Ce désir d’exode ne touche pas que les classes moyennes et populaires : au contraire, il traverse une large partie de la société vénézuélienne. Enrique est un avocat qui gagne plutôt bien sa vie. Il a pu quitter la capitale pour s’installer dans une banlieue plus sûre et plus tranquille. Après avoir passé de longs mois à réunir tous les papiers nécessaires, le voilà presque paré au départ. «En fonction de la somme que j’arrive à réunir, je déciderai du pays où aller», raconte-t-il. Pas question de laisser ses enfants derrière lui, Enrique économise pour payer un billet d’avion à toute sa famille. Pour ceux qui, comme lui, sont payés en dollars, ce sont les pénuries qui motivent généralement le départ. «Le contrôle des changes a rendu compliqué l’accès à beaucoup de choses, entre autres les médicaments. Voilà pourquoi je veux m’en aller, se justifie-t-il. J’ai peur de voir un membre de ma famille tomber malade, sachant que j’ai déjà dû me rendre à l’étranger pour aller acheter certains médicaments.»

Pour ces personnes-là, quitter le Venezuela revient à rechercher le confort de vie qu’ils ont connu avant la crise, mais aussi à tenter d’échapper à l’insécurité devenue endémique, en particulier à Caracas : «Je me suis fait braquer deux fois à main armée ces derniers mois, témoigne Juan, étudiant à l’université Simón-Bolívar. Ils m’ont tout pris, mon téléphone, mon portefeuille, tout.»Juan remue frénétiquement le sucre qu’il vient de verser dans son expresso. Sa main tremble légèrement, il ne cesse de regarder vers la rue. L’ambiance du café, un établissement chic dans le quartier d’Altamira, est animée. «Tout le monde ici connaît quelqu’un qui part», soupire le jeune homme.

La plaza Francia, épicentre des manifestations contre le gouvernement de 2017, n’est qu’à deux rues. Ses cours à l’université sont terminés et, comme beaucoup d’autres étudiants, Juan va tenter sa chance ailleurs : «Il y a presque une pression sociale pour partir, on a peur de se retrouver tout seul ici.» Ces derniers mois, l’étudiant a vu les amphithéâtres se vider. «L’année dernière, nous étions 8 600 étudiants. Cette année, nous ne sommes plus que 3 000.» C’est sans compter les départs de professeurs qui ont entraîné la disparition de nombreuses filières. «L’exil est devenu un but dans la vie, raconte le jeune homme. Avant, le but, c’était de trouver un travail, puis de s’acheter une maison et une voiture. Maintenant, le but, c’est de partir. Chez les étudiants, la question n’est plus “qu’est-ce que tu veux faire plus tard ?”, mais “où veux-tu partir ?”»

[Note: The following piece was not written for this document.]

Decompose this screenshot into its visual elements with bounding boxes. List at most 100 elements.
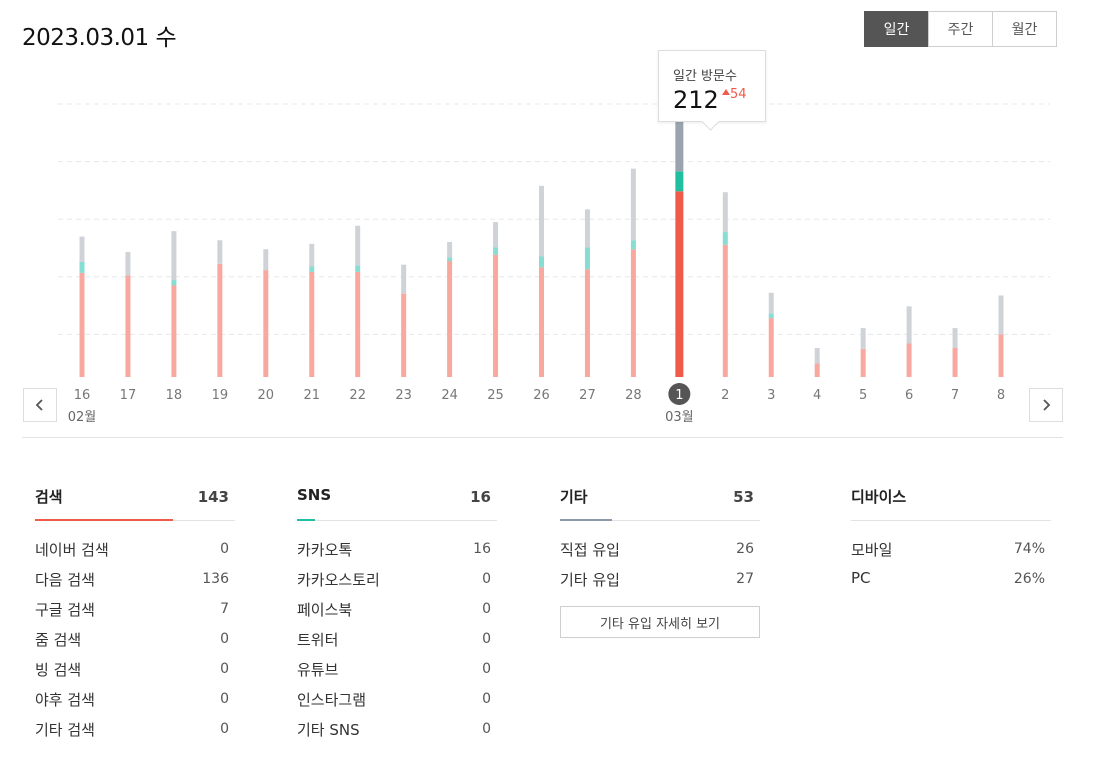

Pour sa part, Juan a choisi la France. Il refuse de s’expatrier ailleurs en Amérique latine, comme sa mère partie au Pérou en janvier. Il est allé la voir deux semaines : «Quand tu es vénézuélien là-bas, ou bien les gens te méprisent, ou bien ils ont pitié de toi.» Une étiquette que Juan refuse de porter pour le restant de ses jours : «Cela me dérange qu’on me considère comme un réfugié. Je ne suis pas un Syrien qui fuit la guerre et les obus. Très concrètement, nous les Vénézuéliens, nous sommes perçus comme les Syriens d’Amérique latine.»

(1) Tous les noms ont été modifiés pour préserver l’anonymat des personnes interrogées.